Armi e affari, sangue e soldi che scorrevano a fiumi. La brama di comando e il dominio del clan Li Bergolis sul promontorio del Gargano sono raccontati nelle mille pagine con cui è stato ordinato il carcere per 39 affiliati. C’è dentro di tutto: le minacce a una pattuglia di carabinieri forestali costretti a ripiegare sotto la minaccia di kalashnikov e mitragliette, il racconto dei ricavi del narcotraffico distribuiti “con la pala” e la promessa di sterminare un’intera famiglia rivale, compresi i bambini, fino a cancellarne il cognome dalla faccia della terra. Un abisso, quello ricostruito dalla Dda di Bari guidata dal procuratore Roberto Rossi, durato decenni e ora forse definitivamente smantellato.
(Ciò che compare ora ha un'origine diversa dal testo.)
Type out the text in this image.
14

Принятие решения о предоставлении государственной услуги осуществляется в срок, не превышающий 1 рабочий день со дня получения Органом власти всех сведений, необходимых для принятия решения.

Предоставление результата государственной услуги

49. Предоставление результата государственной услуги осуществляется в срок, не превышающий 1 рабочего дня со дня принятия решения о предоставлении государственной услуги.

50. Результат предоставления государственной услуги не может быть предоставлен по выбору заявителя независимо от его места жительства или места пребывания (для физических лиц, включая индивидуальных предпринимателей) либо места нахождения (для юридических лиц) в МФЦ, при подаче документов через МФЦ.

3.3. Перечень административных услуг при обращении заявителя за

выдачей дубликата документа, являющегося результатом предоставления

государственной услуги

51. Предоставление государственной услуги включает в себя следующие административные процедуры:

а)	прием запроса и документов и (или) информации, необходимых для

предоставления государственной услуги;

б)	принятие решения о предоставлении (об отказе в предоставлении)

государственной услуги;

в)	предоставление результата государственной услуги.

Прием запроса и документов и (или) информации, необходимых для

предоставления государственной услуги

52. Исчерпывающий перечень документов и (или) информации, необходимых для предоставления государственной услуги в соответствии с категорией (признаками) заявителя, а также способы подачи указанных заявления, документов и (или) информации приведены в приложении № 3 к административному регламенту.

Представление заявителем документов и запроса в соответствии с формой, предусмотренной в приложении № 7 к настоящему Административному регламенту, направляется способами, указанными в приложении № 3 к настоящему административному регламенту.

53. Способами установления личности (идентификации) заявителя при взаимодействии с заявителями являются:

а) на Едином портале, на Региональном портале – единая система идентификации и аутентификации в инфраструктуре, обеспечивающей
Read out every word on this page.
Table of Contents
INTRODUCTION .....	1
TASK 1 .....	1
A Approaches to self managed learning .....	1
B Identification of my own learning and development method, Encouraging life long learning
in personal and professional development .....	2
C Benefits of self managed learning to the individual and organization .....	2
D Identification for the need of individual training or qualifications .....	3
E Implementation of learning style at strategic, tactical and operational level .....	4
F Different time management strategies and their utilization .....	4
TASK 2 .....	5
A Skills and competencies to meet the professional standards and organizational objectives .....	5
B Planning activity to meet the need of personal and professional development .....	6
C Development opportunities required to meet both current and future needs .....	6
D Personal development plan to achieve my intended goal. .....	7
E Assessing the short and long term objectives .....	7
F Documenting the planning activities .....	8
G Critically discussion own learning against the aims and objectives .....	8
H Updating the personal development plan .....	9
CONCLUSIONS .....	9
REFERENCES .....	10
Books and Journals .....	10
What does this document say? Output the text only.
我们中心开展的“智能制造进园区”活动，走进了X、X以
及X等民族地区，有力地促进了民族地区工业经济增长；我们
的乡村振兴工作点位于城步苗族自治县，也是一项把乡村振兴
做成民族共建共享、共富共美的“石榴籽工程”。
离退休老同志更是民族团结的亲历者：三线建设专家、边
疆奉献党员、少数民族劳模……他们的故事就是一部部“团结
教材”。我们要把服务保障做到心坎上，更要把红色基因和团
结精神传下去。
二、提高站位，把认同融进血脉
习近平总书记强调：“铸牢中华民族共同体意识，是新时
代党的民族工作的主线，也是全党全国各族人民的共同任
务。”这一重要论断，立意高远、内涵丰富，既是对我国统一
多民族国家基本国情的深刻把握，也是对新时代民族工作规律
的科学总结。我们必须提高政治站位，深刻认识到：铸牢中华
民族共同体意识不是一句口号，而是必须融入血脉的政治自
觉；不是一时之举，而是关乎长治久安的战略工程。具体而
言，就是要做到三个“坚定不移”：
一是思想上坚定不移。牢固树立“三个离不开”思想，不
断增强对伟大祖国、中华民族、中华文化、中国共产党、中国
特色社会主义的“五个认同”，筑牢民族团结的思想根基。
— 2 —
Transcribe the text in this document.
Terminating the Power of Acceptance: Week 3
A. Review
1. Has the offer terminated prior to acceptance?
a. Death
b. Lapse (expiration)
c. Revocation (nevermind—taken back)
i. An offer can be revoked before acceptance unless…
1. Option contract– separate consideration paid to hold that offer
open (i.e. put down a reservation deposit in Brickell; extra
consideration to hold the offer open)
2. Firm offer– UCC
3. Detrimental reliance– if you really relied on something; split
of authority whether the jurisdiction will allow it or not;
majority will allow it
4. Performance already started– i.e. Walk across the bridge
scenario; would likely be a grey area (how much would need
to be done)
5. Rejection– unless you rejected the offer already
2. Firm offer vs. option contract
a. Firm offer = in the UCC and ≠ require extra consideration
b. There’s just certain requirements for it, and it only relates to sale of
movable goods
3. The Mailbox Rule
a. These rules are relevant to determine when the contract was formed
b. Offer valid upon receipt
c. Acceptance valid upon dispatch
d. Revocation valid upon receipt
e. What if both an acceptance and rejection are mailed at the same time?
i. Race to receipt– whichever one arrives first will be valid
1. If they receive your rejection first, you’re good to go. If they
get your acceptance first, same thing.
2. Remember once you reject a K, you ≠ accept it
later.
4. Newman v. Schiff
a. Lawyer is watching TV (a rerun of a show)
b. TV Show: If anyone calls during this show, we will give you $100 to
Per comprendere lo strapotere della “più allarmante criminalità organizzata” della Puglia, come l’ha definita la giudice per le indagini preliminari Isabella Valenzi, capace di sopravvivere anche alle condanne degli storici capi evolvendosi in “mafia degli affari”, basta leggere alcuni episodi riportati nell’ordinanza di custodia cautelare.

I carabinieri messi in fuga con le mitragliette
È il 13 aprile 2017 quando una pattuglia dei carabinieri forestali controlla una masseria a San Giovanni Rotondo, frequentata da Pasquale Ricucci, poi ucciso due anni dopo. All’esterno ci sono tre auto, una delle quali ha sul tettuccio un lampeggiante come quelli in uso alle forze di polizia. I militari si avvicinano e vedono alcune persone fuggire. Prima che possano controllare la masseria, nella quale sono custodite delle armi, e che possano chiedere rinforzi alla centrale operativa, vengono circondati da almeno sei uomini armati con kalashnikov e mitragliette. L’uomo che guida il gruppo armato, sotto la minaccia delle armi, costringe il carabiniere ad interrompere la telefonata alla centrale operativa e a andarsene con i suoi colleghi. L’episodio è racchiuso in uno dei verbali di Marco Raduano, il boss di Vieste pentitosi negli scorsi mesi dopo l’arresto in Corsica che ha chiuso un anno di latitanza. I militari – emerge dagli atti e dalle annotazioni di servizio dei carabinieri minacciati – si allontanano ma chiedono subito i rinforzi. L’auto sulla quale stava fuggendo Ricucci viene intercettata, ma l’uomo riesce a fuggire. Sarà fermato dopo qualche tempo e portato in carcere.

“Devo ucciderli i bambini, cancellare il loro cognome”
Ma sono stati ricostruiti anche i propositi di vendetta degli indagati, impegnati in una faida senza fine che coinvolge clan rivali. Dice, intercettato, l’indagato Raffaele Palena parlando – riporta il gip – probabilmente di Michele D’Ercole del clan avversario dei Romito: “La famiglia gliela devo sterminare tutta… Tutti quanti devono morire… il cognome glielo devo cancellare… il cognome… maschi, femmine, bambini, tutti quanti”. E aggiunge: “Se mi devono sconfiggere a me o mi devono dare l’ergastolo o mi devono trivellare (crivellare, ndr) che non devono trovare più i pezzi, altrimenti devono fare quello che dico io. Fra un po’ si deve mettere addosso l’Fbi però io non mi fermerò mai, mi possono fermare solo se finisce il mondo”.

“Prendevamo i soldi con la pala”
Dagli atti emerge anche che il narcotraffico era il vero motore del clan, soprattutto a Vieste, paese che negli scorsi anni è stato al centro di una sanguinosa guerra di mafia tra gli uomini dei Li Bergolis e dei Romito dopo l’uccisione del boss Angelo Notarangelo. “Prendevamo i soldi con la pala.. Renzo prendeva quasi 20mila euro al mese… 20 mila euro al mese… solo Renzo. Noi prendevamo 7-8 mila euro al mese”, dice un indagato in un’intercettazione a disposizione degli inquirenti che nel corso dell’inchiesta hanno messo sotto controllo 75 smartphone, usato il troyan in decine di utenze e videosorvegliato 22 luoghi.